TODAY, we embark on a series of articles on the Economic Partnership Agreements (EPAs), an initiative between the European Union (EU) on one hand and the African Caribbean and Pacific (ACP) countries on the other.
Hopefully, by the time of the last article on the matter, the EPAs will have been demystified and various questions surrounding the issue answered.
Yes, the issue has a lot of facets ranging from its meaning to who the intended ultimate winner is.
According to the EU, the EPAs are trade and development agreements negotiated between the EU and ACP regions engaged in a regional economic integration process.
Obviously, just that definition raises a myriad other questions, among them who the members of ACP, is Zambia one of them, has EU reached these agreements with all the targeted regions, who came up with this arrangement and when?
Other questions are; since the EPAs involve trade and development agreements where does that leave the need for free trade, or liberalised market systems, are the EU and ACP regions on the same footing and can all members of the two sides negotiate fairly.
A further look at what is stated by both groupings in their official documents or speeches is in order because that will be reconciled with what actually obtains on the ground.
This is to ascertain whether using the EPAs we can have, if I may use the overused clichés, a win-win situation between Europe and the ACP regions can prevail.
Subjectively, the all important question which should be answered is, will Zambia benefit from the EPAs and up to what extent.
Then there is the aspect of operation, are the EPAs already operational between EU and all the targeted regions? If not why and in how many regions, if any, are they been made operational?
According to the official Economic Commission website on trade, all EPAs have their origins in the trade chapter of the Cotonou Agreement – a broad agreement between the EU and ACP group of countries. They date back to 2000.
On paper, EPAs are aimed at promoting sustainable development and growth, poverty reduction, better governance and the gradual integration of ACP countries into the world economy.
Form the EU point of view the EPAs are aimed at promoting trade between the two groupings – and through trade development, sustainable growth and poverty reduction.

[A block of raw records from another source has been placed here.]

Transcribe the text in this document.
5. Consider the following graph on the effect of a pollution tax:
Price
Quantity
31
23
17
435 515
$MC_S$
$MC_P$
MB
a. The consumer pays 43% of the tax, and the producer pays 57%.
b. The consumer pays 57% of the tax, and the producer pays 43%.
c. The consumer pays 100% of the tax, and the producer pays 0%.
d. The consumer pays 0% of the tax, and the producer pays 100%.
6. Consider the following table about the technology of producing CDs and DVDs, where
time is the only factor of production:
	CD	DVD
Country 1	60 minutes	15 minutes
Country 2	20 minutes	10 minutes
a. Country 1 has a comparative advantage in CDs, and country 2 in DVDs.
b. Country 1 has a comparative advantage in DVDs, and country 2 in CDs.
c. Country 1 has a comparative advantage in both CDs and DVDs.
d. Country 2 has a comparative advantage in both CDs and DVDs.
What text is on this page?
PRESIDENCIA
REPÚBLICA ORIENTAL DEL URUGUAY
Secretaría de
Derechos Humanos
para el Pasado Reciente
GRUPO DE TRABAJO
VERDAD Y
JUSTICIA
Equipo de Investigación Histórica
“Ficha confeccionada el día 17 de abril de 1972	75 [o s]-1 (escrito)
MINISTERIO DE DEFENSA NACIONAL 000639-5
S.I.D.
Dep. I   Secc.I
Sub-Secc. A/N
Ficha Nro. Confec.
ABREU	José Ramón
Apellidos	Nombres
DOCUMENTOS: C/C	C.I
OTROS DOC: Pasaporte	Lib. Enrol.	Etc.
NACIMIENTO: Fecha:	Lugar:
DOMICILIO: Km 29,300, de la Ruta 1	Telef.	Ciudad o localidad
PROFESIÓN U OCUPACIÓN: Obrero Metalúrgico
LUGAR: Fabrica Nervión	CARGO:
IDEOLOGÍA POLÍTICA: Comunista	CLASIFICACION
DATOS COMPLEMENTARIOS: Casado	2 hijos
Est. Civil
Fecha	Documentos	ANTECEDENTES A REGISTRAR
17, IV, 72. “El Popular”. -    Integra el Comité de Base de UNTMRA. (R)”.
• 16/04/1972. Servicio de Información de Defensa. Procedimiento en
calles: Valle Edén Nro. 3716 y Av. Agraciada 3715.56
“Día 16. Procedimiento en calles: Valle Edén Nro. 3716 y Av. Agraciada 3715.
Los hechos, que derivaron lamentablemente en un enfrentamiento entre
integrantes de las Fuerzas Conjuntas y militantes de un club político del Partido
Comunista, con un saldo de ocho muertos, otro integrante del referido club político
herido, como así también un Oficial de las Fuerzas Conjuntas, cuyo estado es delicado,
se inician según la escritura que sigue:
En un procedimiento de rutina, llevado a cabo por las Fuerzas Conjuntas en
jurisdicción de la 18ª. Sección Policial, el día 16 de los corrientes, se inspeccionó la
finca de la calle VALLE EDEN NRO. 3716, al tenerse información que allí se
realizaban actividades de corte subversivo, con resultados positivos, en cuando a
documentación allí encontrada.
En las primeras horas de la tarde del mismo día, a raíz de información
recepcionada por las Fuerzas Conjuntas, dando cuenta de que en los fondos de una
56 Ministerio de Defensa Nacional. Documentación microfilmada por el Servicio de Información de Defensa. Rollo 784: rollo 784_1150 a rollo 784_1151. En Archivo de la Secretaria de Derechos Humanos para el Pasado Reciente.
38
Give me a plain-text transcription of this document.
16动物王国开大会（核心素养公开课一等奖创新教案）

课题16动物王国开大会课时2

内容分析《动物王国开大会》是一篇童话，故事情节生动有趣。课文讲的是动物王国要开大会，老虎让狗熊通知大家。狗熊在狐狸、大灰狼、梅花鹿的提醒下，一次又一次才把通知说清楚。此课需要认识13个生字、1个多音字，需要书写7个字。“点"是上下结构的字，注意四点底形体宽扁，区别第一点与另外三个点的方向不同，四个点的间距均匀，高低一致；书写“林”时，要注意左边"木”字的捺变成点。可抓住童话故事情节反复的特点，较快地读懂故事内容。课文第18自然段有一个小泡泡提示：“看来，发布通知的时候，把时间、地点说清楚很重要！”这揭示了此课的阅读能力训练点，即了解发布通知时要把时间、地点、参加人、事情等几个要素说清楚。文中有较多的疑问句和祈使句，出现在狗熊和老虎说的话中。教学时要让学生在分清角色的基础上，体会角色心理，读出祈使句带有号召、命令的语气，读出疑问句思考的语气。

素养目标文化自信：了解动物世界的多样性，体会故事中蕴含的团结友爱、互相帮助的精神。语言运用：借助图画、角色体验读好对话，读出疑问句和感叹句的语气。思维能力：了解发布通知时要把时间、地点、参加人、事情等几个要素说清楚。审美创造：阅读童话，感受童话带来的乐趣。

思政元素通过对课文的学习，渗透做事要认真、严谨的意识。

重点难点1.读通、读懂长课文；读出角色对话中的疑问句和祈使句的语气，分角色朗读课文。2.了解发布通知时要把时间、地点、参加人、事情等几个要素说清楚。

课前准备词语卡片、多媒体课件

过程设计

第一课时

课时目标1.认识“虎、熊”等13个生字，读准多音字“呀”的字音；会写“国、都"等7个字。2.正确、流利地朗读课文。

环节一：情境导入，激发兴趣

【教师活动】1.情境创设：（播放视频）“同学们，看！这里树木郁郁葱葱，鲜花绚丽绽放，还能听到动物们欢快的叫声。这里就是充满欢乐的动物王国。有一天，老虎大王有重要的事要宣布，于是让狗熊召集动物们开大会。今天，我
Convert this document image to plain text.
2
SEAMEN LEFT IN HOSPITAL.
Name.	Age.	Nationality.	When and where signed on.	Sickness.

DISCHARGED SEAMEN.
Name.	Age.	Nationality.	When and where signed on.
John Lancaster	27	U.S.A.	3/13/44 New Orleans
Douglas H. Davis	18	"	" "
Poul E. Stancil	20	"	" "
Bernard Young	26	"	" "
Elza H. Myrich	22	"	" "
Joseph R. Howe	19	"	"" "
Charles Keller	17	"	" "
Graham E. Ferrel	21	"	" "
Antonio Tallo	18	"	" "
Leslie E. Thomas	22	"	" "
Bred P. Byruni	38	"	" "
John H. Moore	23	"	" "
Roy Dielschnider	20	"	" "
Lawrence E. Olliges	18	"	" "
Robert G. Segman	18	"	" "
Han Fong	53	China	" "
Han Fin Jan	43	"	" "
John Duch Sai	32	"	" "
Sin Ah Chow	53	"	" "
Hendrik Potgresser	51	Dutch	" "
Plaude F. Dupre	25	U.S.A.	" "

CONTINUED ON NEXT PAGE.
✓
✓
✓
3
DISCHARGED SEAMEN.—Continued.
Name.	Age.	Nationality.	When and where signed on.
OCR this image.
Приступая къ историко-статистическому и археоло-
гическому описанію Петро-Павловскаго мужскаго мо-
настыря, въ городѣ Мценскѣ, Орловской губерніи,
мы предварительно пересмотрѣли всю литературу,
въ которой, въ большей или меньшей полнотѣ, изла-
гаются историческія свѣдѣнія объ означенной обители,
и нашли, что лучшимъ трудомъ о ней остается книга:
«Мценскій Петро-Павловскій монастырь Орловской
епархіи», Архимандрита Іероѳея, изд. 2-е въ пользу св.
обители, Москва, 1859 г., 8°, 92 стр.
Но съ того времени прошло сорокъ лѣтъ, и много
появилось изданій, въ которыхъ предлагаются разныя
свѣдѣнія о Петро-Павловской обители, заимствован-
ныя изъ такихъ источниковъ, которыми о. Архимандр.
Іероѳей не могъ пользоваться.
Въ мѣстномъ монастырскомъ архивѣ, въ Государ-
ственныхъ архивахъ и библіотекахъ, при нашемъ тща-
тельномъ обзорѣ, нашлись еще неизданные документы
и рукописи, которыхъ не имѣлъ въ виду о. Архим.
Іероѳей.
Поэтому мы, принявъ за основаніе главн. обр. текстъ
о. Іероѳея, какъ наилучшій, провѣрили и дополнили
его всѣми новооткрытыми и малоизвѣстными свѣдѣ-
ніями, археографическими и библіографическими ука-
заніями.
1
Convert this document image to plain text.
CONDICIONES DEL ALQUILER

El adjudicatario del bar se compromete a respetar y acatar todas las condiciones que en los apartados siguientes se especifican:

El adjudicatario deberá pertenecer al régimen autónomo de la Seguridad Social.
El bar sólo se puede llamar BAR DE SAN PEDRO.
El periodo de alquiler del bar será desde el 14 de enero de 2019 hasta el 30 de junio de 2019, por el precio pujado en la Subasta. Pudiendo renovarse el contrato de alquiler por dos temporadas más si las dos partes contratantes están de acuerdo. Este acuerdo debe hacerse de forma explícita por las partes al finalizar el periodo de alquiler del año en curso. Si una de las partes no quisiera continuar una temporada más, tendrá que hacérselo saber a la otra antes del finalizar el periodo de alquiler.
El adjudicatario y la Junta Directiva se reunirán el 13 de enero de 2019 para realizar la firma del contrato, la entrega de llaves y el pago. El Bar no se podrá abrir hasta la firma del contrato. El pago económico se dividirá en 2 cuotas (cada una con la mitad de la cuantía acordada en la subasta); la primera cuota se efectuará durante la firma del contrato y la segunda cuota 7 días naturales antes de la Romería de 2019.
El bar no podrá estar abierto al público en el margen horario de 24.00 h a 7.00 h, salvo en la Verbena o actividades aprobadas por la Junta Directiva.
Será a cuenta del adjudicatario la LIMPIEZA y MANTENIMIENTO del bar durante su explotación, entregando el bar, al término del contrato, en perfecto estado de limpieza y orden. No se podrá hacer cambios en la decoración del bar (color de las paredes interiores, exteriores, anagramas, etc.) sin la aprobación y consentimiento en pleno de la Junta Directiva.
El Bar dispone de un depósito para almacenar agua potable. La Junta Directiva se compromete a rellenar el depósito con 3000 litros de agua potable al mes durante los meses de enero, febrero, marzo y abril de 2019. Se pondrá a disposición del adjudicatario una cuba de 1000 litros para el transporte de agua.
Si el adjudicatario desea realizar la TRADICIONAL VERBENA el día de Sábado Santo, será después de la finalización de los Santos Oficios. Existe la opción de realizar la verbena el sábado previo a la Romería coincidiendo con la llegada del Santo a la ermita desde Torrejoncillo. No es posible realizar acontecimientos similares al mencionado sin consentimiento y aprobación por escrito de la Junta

The EPAs set out to help ACP countries integrate into the world economy and share in the opportunities of the global economy.
There is an argument that for well over 30 years, exports from the ACP countries were given generous access to the European market.
Sadly, preferential access failed to boost local economies and stimulate growth leading to the drop in the proportion of EU imports from ACP countries from seven per cent to three per cent of the total EU imports.
The ACP EPA countries group themselves into seven regions: five in Africa, one in the Caribbean and one in the Pacific.
The regions are West Africa, Central Africa, Eastern and Southern Africa , Eastern African Community, the Southern African Development Community, the Caribbean and Pacific.
This helps the agreement to take full account of the particularities of individual countries.
To talk statistics, briefly, the ACP accounts for 39 of the world’s 49 least-developed countries (LDCs), most of them in Africa.
Together the EU and ACP boast of 1.35 billion people, 20.1 per cent of the world’s total landmass and EURO 80 billion in trade in 2007, with the EU having imported EURO 40.2 billion from the ACPs and exported EURO 39.7 billion.
According to EU the EPAs aim to remedy the current situation by promoting a new approach which has no quotas and no duties on exports to the EU – free access to the EU market for all ACP products.
The EPAs encourage building regional markets – boosting trade between ACP neighbours and regions, with significant potential benefits for ACP exporters without undue competition – ACP countries will only gradually open their markets to EU imports.
The producers of the most sensitive 20 per cent of goods will enjoy permanent protection from competition.
Further, there are no shocks as EPAs will be implemented in a way that avoids unnecessary shocks and duties will be phased out over a period of 15 to 25 years.
Additionally, there is coverage of services and foreign investment – EPAs deal with trade in goods and trade in services as well as investment.
On paper, EPAs are part of the wider development agenda for ACP countries and, therefore, there will be wider reforms to strengthen the laws and regulations.
This will create a rules-based trading system, attract local and foreign investment and create the conditions for greater prosperity.